French Sports Minister, Amelie Oudea-Castera, voiced her disapproval of Novak Djokovic’s political statement on Kosovo at the French Open, terming it “inappropriate” and something that “must not be repeated”. She stressed the necessity of maintaining “an atmosphere of neutrality on the playing field”.
Djokovic, a Serbian, inscribed “Kosovo is the heart of Serbia. Stop the violence” on a camera lens. This act was in relation to the current unrest in Kosovo, which has been an independent nation since 2008, following its secession from Serbia.
In recent times, the installation of ethnic Albanian mayors in the country’s northern region has led to clashes between Serb demonstrators, local police, and NATO troops. Serbia has always declined to recognize Kosovo’s independence.
The International Tennis Federation, the sport’s global authority, has stated that Djokovic’s comment didn’t breach any regulations since the Grand Slam rulebook doesn’t prohibit political expressions.
Oudea-Castera spoke with France 2, a French broadcaster, and said, “A sportsperson has the freedom to convey messages that promote human rights and foster unity around common values. However, the message in this case was overtly activist and political. Under current circumstances, such involvement isn’t advisable, and it must not be repeated.”
She drew a line between Djokovic’s comments and messages of support for Ukraine during the Russian invasion, stating that the two situations aren’t “equivalent”.
She expressed her support for Marta Kostyuk, the Ukrainian player who faced disapproval from the crowd when she declined to extend a handshake to Aryna Sabalenka of Belarus. Belarus is Russia’s ally and permitted its troops to use its land to initiate last year’s Ukraine invasion.
“What Ukrainians are experiencing in the circuit is agonizing, extremely challenging,” Oudea-Castera said. “Kostyuk’s decision not to shake hands is understandable, despite the desire for sportsmanship to prevail, including handshaking.

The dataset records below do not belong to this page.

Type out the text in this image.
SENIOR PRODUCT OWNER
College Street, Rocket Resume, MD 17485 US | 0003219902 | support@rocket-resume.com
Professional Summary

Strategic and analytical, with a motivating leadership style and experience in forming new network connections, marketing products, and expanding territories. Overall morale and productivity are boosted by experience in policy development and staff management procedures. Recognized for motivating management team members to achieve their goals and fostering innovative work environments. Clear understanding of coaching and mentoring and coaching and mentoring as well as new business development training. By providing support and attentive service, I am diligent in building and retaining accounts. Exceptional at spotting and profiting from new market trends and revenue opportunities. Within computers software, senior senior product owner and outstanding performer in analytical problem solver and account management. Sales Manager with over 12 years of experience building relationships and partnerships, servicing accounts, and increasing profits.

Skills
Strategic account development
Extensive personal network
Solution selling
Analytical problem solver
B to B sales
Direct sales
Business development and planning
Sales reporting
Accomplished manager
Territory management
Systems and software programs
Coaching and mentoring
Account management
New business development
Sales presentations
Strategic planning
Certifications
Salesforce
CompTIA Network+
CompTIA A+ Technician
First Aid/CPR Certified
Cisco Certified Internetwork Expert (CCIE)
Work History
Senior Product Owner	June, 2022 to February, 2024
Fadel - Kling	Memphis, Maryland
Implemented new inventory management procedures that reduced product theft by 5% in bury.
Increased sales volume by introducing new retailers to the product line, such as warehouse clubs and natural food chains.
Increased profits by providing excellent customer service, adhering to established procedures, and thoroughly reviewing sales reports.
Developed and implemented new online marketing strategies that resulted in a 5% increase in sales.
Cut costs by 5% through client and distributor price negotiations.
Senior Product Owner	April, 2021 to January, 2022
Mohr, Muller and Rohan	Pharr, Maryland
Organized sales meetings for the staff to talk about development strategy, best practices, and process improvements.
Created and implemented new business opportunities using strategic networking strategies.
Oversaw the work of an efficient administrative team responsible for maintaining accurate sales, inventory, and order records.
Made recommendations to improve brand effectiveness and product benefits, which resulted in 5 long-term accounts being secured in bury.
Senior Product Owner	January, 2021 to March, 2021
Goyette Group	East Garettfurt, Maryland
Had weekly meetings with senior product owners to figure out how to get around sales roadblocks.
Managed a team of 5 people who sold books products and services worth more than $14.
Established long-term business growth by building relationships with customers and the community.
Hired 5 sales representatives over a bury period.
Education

However, I respect her pain.”
Elina Svitolina, a Ukrainian who has regularly criticized the tennis community’s response to the Russian incursion, argued that Djokovic had the right to express his perspective.
“We live in a free world, so everyone should be allowed to voice their opinion,” Svitolina stated after her second-round victory over Storm Hunter.
Following his victory in the first round against Aleksandar Kovacevic, Djokovic defended his statement. He explained to Serbian reporters that despite being averse to “wars, violence and any form of conflict”, he believes that the Kosovo situation is a “precedent in international law”.
Being the son of a man born in Kosovo, he felt obligated to show solidarity with his people and Serbia as a whole. “Kosovo is our heartland, our bastion, the hub of all that’s crucial for our nation,” Djokovic expressed. “I penned that message on the camera for numerous reasons. The sight of what’s transpiring in Kosovo and the ousting of our people from municipal offices pains me deeply as a Serb. Therefore, I felt compelled to do at least this much.”